Giovanna di Guglielmo di Giusfredo sposò un lucchese, Giovanni di Arrigo Arnolfini, prima del 1434; questa infatti è la data segnata sul quadro dipinto per loro da Jan van Eyck, e attualmente conservato alla National Gallery a Londra col titolo Ilcambiatore e sua moglie. Giovanna seguì le fortune del marito, che divenne consigliere del duca di Borgogna, Filippo il Buono, che lo nominò consigliere generale e governatore della Finanza in Normandia. Fu proprio Luigi XI che le concesse, grazie, alla sua nascita "ex sanguine regio", le rendite delle galee di Richebourg. Rimasta vedova e senza figli, lasciò i suoi beni al nipote Giovanni, figlio di Marco di Guglielino, con l'aiuto del quale aveva promosso una causa davanti al Parlamento di Parigi contro Antonio di Borgogna, debitore di 900 scudi d'oro il marito. Morì a Bruges il 13 ott. 1480, e là fu sepolta nella chiesa di S. Caterina, vicino alle spoglie del marito.

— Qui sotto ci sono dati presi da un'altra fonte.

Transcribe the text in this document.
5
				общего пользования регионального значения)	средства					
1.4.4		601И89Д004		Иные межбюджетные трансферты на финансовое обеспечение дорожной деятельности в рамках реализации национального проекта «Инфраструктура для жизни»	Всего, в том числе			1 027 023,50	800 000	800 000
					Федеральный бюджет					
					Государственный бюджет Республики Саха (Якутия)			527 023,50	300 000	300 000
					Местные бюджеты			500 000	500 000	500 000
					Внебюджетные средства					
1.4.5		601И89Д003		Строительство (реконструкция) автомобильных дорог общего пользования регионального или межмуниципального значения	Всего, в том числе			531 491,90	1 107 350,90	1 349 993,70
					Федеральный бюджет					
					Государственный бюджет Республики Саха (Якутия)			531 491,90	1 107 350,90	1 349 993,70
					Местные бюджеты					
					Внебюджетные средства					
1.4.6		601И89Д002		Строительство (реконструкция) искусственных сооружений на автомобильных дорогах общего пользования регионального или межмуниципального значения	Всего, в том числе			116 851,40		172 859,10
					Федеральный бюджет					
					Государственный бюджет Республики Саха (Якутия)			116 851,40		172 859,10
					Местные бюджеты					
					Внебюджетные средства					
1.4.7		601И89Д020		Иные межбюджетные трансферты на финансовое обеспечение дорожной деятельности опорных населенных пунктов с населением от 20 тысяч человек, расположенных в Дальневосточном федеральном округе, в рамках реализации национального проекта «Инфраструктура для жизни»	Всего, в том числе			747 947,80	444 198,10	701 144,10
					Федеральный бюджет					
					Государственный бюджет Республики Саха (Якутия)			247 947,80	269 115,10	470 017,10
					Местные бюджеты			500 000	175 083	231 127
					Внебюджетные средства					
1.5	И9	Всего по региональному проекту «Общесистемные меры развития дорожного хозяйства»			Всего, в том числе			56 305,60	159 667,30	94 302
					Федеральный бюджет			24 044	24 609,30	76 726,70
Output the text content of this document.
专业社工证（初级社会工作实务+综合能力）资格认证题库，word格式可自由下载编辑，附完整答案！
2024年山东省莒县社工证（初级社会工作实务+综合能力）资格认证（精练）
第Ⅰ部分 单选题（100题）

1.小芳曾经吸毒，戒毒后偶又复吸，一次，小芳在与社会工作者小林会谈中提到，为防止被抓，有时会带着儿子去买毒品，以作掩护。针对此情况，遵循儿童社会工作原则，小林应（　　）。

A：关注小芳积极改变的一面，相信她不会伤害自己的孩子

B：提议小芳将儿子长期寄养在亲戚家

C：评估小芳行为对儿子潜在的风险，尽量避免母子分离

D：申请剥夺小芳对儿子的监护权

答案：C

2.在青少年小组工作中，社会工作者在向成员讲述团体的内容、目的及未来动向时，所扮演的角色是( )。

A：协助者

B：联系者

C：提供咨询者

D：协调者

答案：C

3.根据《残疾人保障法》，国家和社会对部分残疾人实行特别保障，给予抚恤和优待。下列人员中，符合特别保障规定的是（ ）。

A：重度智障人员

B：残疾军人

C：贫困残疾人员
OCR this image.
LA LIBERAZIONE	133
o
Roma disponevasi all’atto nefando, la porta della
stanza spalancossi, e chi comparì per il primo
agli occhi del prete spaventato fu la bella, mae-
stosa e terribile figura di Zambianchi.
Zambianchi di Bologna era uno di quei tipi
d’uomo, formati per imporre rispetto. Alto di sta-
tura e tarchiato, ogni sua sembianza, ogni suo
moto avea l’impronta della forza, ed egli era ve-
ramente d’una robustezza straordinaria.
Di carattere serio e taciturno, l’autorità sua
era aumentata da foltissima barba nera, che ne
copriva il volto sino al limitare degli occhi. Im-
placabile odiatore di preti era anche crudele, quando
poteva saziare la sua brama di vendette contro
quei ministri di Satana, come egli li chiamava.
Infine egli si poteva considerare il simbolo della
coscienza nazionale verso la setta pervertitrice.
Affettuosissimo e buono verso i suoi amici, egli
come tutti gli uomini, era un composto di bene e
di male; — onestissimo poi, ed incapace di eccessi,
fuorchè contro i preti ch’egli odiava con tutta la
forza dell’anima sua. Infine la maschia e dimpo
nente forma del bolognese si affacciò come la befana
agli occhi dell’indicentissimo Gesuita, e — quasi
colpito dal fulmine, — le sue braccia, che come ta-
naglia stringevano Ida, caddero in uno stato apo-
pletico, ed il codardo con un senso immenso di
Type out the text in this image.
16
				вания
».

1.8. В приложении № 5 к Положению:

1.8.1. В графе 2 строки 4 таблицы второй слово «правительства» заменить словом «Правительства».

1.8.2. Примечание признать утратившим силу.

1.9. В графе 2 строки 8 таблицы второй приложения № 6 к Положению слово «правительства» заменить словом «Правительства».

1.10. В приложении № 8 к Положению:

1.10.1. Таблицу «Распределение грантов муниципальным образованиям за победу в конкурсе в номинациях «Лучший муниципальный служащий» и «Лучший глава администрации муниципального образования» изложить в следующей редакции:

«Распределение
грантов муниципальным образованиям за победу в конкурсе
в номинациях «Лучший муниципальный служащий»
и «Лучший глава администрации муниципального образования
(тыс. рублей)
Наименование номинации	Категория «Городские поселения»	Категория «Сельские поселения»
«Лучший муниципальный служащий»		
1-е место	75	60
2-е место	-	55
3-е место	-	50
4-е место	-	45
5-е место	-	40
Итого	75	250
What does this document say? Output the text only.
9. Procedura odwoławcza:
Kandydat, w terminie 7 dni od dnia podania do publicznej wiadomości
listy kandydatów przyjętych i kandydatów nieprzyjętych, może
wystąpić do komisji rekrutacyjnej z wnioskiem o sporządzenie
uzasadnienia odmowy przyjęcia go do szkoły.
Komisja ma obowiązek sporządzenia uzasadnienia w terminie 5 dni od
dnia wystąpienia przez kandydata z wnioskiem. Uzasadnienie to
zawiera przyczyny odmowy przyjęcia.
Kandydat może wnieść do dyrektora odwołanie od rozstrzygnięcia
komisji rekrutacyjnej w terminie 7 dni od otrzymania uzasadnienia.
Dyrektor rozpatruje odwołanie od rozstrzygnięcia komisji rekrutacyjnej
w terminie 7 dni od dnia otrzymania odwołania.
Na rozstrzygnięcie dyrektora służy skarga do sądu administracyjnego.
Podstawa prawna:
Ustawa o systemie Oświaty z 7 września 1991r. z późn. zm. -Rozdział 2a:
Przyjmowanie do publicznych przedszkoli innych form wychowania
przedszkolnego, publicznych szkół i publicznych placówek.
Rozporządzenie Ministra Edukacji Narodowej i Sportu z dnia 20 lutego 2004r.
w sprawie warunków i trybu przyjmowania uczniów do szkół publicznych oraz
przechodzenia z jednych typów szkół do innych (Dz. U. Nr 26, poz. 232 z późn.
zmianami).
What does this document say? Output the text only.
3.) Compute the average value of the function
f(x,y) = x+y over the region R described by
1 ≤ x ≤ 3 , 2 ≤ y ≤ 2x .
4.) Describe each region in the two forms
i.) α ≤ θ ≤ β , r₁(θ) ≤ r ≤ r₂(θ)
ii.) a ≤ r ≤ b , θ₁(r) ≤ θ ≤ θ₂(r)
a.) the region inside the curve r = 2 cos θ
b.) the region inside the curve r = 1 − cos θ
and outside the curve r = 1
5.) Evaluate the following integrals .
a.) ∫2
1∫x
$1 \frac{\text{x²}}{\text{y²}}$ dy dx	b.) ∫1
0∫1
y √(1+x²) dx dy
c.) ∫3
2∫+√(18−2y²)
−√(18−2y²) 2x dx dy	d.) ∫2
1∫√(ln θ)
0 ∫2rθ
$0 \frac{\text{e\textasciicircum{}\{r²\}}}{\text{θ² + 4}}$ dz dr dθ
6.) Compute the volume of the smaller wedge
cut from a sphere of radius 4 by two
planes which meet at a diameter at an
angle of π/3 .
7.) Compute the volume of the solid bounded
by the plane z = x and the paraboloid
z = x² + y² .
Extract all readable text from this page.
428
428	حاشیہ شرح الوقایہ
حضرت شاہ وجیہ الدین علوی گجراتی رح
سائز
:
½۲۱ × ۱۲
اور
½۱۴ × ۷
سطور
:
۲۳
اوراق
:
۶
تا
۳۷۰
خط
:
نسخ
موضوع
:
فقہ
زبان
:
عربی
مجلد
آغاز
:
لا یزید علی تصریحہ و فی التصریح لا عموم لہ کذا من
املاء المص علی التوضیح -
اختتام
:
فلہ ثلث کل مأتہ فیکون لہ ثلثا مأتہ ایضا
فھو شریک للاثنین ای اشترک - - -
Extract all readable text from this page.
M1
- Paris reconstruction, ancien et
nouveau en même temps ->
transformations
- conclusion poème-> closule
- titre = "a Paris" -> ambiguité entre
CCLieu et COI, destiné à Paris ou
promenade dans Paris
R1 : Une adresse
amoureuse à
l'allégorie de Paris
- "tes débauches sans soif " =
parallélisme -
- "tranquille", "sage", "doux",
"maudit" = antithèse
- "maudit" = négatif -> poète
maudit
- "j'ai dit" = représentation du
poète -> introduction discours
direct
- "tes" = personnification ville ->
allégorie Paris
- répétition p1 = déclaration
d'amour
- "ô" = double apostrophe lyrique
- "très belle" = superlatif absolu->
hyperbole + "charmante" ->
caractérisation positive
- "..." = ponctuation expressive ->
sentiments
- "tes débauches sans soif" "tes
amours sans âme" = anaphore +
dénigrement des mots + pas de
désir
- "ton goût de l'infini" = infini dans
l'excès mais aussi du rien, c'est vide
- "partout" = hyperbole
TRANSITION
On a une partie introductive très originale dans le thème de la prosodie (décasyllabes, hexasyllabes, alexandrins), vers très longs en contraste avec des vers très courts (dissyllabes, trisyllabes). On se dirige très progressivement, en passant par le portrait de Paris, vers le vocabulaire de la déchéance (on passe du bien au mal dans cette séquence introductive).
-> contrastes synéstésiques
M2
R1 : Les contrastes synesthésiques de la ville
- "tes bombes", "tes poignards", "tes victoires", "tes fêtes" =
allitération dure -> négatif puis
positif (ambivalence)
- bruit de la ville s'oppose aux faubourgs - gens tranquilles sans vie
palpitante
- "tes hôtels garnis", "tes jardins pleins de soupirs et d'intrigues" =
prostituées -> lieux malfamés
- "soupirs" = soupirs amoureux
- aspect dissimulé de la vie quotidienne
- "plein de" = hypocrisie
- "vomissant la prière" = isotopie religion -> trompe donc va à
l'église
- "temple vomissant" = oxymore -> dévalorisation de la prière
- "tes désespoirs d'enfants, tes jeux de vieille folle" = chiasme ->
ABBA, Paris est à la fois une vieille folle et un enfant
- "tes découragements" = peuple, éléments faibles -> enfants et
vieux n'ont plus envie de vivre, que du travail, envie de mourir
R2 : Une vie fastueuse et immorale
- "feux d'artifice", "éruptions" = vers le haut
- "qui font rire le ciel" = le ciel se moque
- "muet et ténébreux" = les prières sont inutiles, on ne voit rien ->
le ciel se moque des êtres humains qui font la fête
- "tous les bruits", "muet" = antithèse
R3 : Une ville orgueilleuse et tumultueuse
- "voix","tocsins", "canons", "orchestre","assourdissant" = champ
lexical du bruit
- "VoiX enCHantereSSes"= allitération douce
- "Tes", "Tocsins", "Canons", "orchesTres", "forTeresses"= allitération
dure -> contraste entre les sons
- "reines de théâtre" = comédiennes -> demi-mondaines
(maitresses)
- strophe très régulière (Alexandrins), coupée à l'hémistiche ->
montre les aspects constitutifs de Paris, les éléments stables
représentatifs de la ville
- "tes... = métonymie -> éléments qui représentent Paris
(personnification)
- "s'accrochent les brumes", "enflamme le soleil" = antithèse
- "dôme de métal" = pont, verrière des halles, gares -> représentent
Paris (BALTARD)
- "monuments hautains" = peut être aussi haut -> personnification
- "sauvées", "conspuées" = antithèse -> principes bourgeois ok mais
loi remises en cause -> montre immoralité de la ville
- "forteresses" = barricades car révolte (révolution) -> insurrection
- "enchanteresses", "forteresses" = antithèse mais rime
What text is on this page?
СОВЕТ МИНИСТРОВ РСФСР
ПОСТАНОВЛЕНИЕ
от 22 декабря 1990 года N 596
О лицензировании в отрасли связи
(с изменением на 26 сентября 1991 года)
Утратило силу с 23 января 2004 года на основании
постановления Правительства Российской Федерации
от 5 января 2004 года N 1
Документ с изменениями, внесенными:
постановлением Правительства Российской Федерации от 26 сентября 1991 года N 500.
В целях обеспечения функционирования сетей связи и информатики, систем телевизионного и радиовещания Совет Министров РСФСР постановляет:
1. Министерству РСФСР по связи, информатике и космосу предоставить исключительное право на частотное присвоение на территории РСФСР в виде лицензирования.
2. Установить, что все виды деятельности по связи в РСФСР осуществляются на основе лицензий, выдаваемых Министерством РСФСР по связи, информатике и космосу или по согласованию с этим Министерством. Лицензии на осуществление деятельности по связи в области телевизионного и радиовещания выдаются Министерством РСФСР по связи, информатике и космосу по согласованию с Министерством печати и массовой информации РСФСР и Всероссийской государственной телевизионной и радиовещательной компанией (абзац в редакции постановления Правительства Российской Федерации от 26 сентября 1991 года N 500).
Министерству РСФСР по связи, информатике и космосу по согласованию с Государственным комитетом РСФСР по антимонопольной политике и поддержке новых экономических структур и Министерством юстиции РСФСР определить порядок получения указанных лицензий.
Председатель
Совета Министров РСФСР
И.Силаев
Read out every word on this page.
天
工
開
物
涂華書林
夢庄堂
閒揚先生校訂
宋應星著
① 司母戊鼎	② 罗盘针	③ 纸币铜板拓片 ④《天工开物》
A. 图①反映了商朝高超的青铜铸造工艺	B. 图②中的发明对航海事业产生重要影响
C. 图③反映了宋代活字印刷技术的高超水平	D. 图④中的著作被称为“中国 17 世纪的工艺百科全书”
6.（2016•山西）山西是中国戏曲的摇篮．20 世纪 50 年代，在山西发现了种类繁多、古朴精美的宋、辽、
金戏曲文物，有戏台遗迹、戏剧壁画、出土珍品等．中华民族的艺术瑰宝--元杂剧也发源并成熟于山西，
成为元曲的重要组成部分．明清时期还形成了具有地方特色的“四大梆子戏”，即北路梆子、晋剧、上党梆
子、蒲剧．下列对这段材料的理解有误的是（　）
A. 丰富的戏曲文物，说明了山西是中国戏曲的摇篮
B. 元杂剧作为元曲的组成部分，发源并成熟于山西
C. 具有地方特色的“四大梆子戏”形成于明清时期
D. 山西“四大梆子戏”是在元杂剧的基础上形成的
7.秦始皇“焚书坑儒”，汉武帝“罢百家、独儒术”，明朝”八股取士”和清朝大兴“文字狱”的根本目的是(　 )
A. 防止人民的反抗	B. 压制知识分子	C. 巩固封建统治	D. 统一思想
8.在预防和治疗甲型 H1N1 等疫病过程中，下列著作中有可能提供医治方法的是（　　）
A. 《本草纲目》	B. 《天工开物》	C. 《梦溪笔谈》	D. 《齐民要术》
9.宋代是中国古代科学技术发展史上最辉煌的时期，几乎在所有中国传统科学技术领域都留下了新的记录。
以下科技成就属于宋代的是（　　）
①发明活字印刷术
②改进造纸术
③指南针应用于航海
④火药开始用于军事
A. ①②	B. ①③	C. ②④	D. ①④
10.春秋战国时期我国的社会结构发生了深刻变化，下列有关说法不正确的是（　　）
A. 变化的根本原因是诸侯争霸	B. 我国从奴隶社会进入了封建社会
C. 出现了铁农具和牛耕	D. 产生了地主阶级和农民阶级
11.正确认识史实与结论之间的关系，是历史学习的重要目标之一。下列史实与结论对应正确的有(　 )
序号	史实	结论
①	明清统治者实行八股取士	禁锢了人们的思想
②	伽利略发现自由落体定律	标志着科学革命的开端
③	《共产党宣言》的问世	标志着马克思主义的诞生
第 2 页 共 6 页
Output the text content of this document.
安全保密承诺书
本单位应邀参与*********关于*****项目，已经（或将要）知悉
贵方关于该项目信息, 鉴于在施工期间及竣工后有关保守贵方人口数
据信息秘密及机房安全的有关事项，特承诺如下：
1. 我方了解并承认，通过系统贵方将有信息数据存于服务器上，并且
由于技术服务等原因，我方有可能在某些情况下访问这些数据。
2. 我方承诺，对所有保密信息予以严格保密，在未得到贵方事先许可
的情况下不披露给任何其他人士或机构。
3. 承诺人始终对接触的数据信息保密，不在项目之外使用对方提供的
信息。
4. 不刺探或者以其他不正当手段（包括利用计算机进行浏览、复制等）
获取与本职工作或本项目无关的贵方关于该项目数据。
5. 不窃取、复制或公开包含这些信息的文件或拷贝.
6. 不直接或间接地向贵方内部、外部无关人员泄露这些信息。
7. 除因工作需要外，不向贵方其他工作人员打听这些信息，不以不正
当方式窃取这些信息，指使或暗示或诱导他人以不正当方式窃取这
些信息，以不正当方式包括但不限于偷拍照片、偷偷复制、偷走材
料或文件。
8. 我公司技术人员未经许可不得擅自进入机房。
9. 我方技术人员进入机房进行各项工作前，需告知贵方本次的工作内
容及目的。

Fu Marco di Guglielmo di Giusfredo che fondò la fortuna della sua casa in Francia. Dopo la morte del nonno Giusfredo di Nicolò, i beni rimasero a lungo indivisi tra i vari membri; con lui, finalmente, si riunirono sotto una sola persona. Dopo trentaquattro anni terminava infatti, per l'intervento di Luigi XI in persona, il lungo processo relativo alla terra di Luzarches, che ormai riguardava anche le terre d'Ablon-sur-Seine e di Vaux-sur-Orge, con un accordo del 1484 fra Iacopo e Marco da una parte, in nome loro e dei nipoti, e Florence de Douzenville e Jean de Milly dall'altra: le signorie d'Ablon, di Vaux e metà di quella di Luzarches restavano ai Cenami. A questo punto Marco cedette i diritti sui beni della rue de la Vieille-Monnaie e si tenne le tre signorie, di cui era detentore di fatto, per acquistare in un secondo tempo l'altra metà di Luzarches. Sembra sia nato prima del 1440, dato che nel 1459 era creditore dello scudiero del delfino, quindi maggiorenne. Pare sia vissuto a lungo presso il cognato Giovanni Arnolfini - il quale risiedeva a Bruges - e che fosse in buoni rapporti col delfino, allora a Genappe. Godette del favore di Luigi XI, entrò a far parte dell'amministrazione finanziaria del Regno, fu "eletto di Parigi" e ricevette in dono dal re il castello d'Ablon. Divenuto "panettiere del sovrano", fu ricompensato per la sua devozione con il dono, nel 1479, di tutti i debiti che doveva riscuotere da Nicola di Poggio. Il favore che godette presso i sovrani frmcesi non diminuì sotto Carlo VIII, il quale gli concesse l'ufficio di usciere della Camera dei conti. Dopo l'acquisto totale del feudo di Luzarches e degli altri, si liberò della tutela dei figli del fratello Iacopo e si dedicò alle sue funzioni, all'amministrazione dei suoi affari e alla sua famiglia. Aveva sposato, verso il 1473, Dauphine de Condert, d'origine angioina. Ebbe tredici figli, di cui quattro morirono in tenera età; di essi, dieci soltanto ci sono noti per nome: Giovani. Carlo, Claudio, Luigi, Marco, Giacomo, Anna, Maddalena, Francesco, Giacomina. Marco morì il 23 maggio 1508.